"¿Quién soy yo para que me visite la madre de mi Señor?" (Lc 1, 43) ¿Por qué tengo tanta suerte para que venga la Madre de mi Señor a visitarme? No me lo explico. ¿Qué hace María aquí? Nadie me hacía tanta falta como ella, pero no me atrevía ni a contarle lo que había pasado porque estaba segura que vendría: ella es así. Eso la define. No se detiene ni un minuto de más en lo suyo. Vive para hacernos felices y lo logra como nadie. Ahora no me da miedo nada. Con María será fácil dar a luz a Juan. Este niño es un terremoto: no para quieto. Se ha llenado de alegría al presentir a María.
No esperaba mucho de la vida, y Dios, como siempre, se ha guardado lo mejor para el final. Zacarías no para de preguntarme si estoy bien, si duermo bien. Es que no quiero dormirme. Me da miedo despertar y que esto haya sido sólo un sueño: es tan maravilloso. Dios es tan bueno. Nunca dudé de que me escuchaba pero comprobaba año tras año que mis peticiones no se cumplían. El sabrá mejor, me decía a mi misma, o quizá él me lo susurraba. Yo sólo quería un hijo y cuando parecía imposible me ha regalado el más grande de los nacidos de mujer.
Dios me ha sorprendido con sus planes. Ya no haré cálculos nunca más. Quien iba a soñar lo que estoy viendo con mis ojos. Mi prima la Madre del Mesías y yo esperando al precursor. Si me lo dicen antes pensaría que se burlaban de mí. Hubiera sido una broma de muy mal gusto decirle eso a una pobre mujer sin hijos. Pero así es Dios, le gusta romper los moldes, los esquemas y los planes demasiado pequeños. Le encanta cambiar las tornas. Le apasiona la sorpresa y lo inesperado, lo desconocido, lo que no se puede intuir, el misterio.

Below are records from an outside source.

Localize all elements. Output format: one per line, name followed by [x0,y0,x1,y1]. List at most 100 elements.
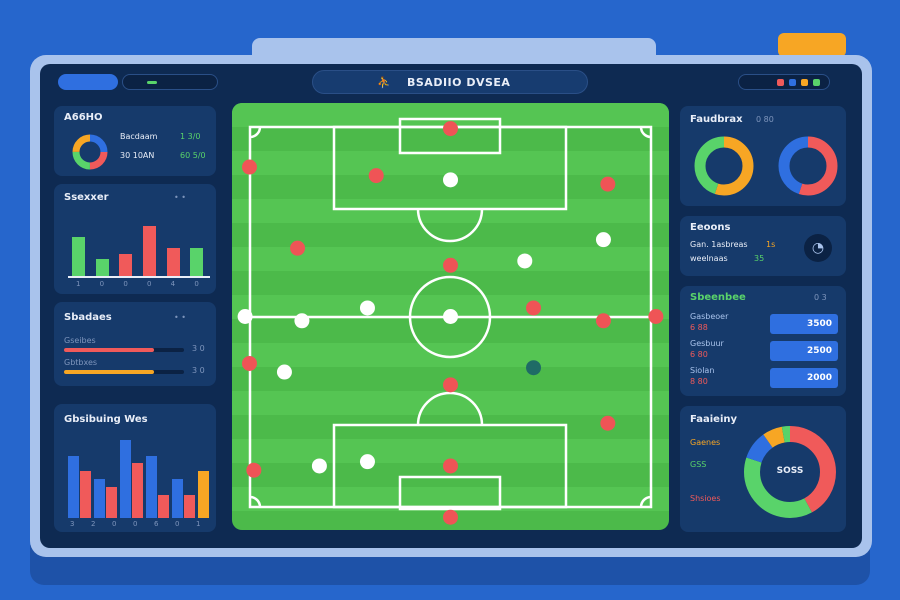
progress-track [64,370,184,374]
progress-value: 3 0 [192,366,205,375]
grouped-bar-ticks: 3 2 0 0 6 0 1 [66,520,212,530]
bar-chart-menu-icon[interactable]: • • [174,193,186,202]
donut-segment [744,426,836,518]
player-white[interactable] [443,309,458,324]
tick-label: 1 [76,280,81,288]
player-red[interactable] [648,309,664,324]
donut-segment [694,136,754,196]
stats-row-sub: 6 88 [690,323,708,332]
grouped-bar [132,463,143,518]
tick-label: 4 [170,280,176,288]
stats-value-button[interactable]: 2500 [770,341,838,361]
donut-chart-2 [778,136,838,196]
progress-label: Gseibes [64,336,96,345]
pitch-stripe [232,391,669,415]
summary-panel: A66HO Bacdaam 1 3/0 30 10AN 60 5/0 [54,106,216,176]
donut-segment [744,426,836,518]
possession-label-1: Gaenes [690,438,721,447]
player-red[interactable] [368,168,384,184]
donut-segment [72,134,108,170]
bottom-goal-box [398,475,502,511]
tick-label: 0 [112,520,117,528]
progress-label: Gbtbxes [64,358,98,367]
player-red[interactable] [241,355,257,371]
tick-label: 0 [123,280,128,288]
stats-title: Sbeenbee [690,292,746,303]
player-white[interactable] [237,309,253,324]
player-red[interactable] [246,462,262,478]
player-white[interactable] [443,172,458,188]
progress-title: Sbadaes [64,312,112,323]
corner-arc-tl [249,126,262,139]
status-indicator-bar [738,74,830,90]
pitch-stripe [232,151,669,175]
donut-panel: Faudbrax 0 80 [680,106,846,206]
progress-menu-icon[interactable]: • • [174,313,186,322]
player-red[interactable] [600,176,616,192]
player-white[interactable] [311,458,327,474]
grouped-bar [158,494,169,518]
player-red[interactable] [443,509,458,525]
corner-tab [778,33,846,57]
player-red[interactable] [443,377,458,393]
player-red[interactable] [443,121,458,137]
summary-row-1-label: Bacdaam [120,132,158,141]
player-white[interactable] [517,253,533,269]
player-white[interactable] [276,364,292,380]
stats-value-button[interactable]: 2000 [770,368,838,388]
stats-row-label: Siolan [690,366,715,375]
player-red[interactable] [600,415,616,431]
status-dot [789,79,796,86]
bottom-penalty-box [332,423,568,509]
football-pitch[interactable] [232,103,669,530]
grouped-bar [94,479,105,518]
summary-row-2-label: 30 10AN [120,151,155,160]
grouped-bar [198,471,209,518]
player-red[interactable] [595,313,611,329]
progress-track [64,348,184,352]
title-bar: ⛹ BSADIIO DVSEA [40,64,862,100]
donut-segment [778,136,838,196]
grouped-bar [172,479,183,518]
player-white[interactable] [595,232,611,248]
player-red[interactable] [290,240,306,256]
player-teal[interactable] [526,360,542,376]
tick-label: 0 [175,520,180,528]
player-white[interactable] [359,300,375,316]
donut-segment [72,134,108,170]
info-row-2-value: 35 [754,254,765,263]
bar [95,259,109,276]
title-pill: ⛹ BSADIIO DVSEA [312,70,588,94]
player-red[interactable] [443,458,458,474]
player-white[interactable] [359,454,375,470]
info-row-2-label: weelnaas [690,254,728,263]
bar [119,253,133,276]
stats-subtitle: 0 3 [814,293,827,302]
center-circle [408,275,492,359]
player-white[interactable] [294,313,310,329]
stats-row-sub: 6 80 [690,350,708,359]
bar-chart-plot [68,222,210,278]
bar-chart-title: Ssexxer [64,192,109,203]
info-row-1-value: 1s [766,240,776,249]
pitch-stripe [232,343,669,367]
toggle-indicator [147,81,157,84]
info-panel: Eeoons Gan. 1asbreas 1s weelnaas 35 ◔ [680,216,846,276]
player-red[interactable] [443,257,458,273]
stats-value-button[interactable]: 3500 [770,314,838,334]
bar-chart-ticks: 1 0 0 0 4 0 [68,280,210,290]
player-red[interactable] [241,159,257,175]
stats-row-sub: 8 80 [690,377,708,386]
tick-label: 3 [70,520,75,528]
grouped-bar-title: Gbsibuing Wes [64,414,148,425]
player-red[interactable] [526,300,542,316]
status-dot [801,79,808,86]
grouped-bar [146,455,157,518]
info-badge-icon: ◔ [804,234,832,262]
possession-title: Faaieiny [690,414,738,425]
view-toggle-active[interactable] [58,74,118,90]
progress-fill [64,348,154,352]
view-toggle-inactive[interactable] [122,74,218,90]
possession-label-2: GSS [690,460,707,469]
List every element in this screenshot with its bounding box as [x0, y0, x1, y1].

Llegué a pensar que Dios no confiaba en mí, en mi capacidad de cuidar a un niño y no le culpo porque yo lo pienso y estoy convencida de ello. A la vez tenía tantas ganas que me resistía a creer que Dios fuera así. Cuando no había ninguna esperanza empecé a resignarme y acepté, al menos superficialmente, que no sería madre. Entonces sucedió en el templo lo que ya sabéis: cómo se encontraron Gabriel y mi esposo. No podía creerlo. Libre de escucharle durante una temporadita: ¡qué bueno es Dios! Y eso no era lo mejor. Dios nos había concedido el mayor regalo. A mi vida no le faltaba mucho para apagarse pero le quedaba lo mejor. ¡Gracias Dios mío! Cuando quieras Zacarías ya puede volver a hablar: estos meses le he leído la cartilla mil veces y me ha tenido que escuchar sí o sí. Creo que no volverá a arriesgarse.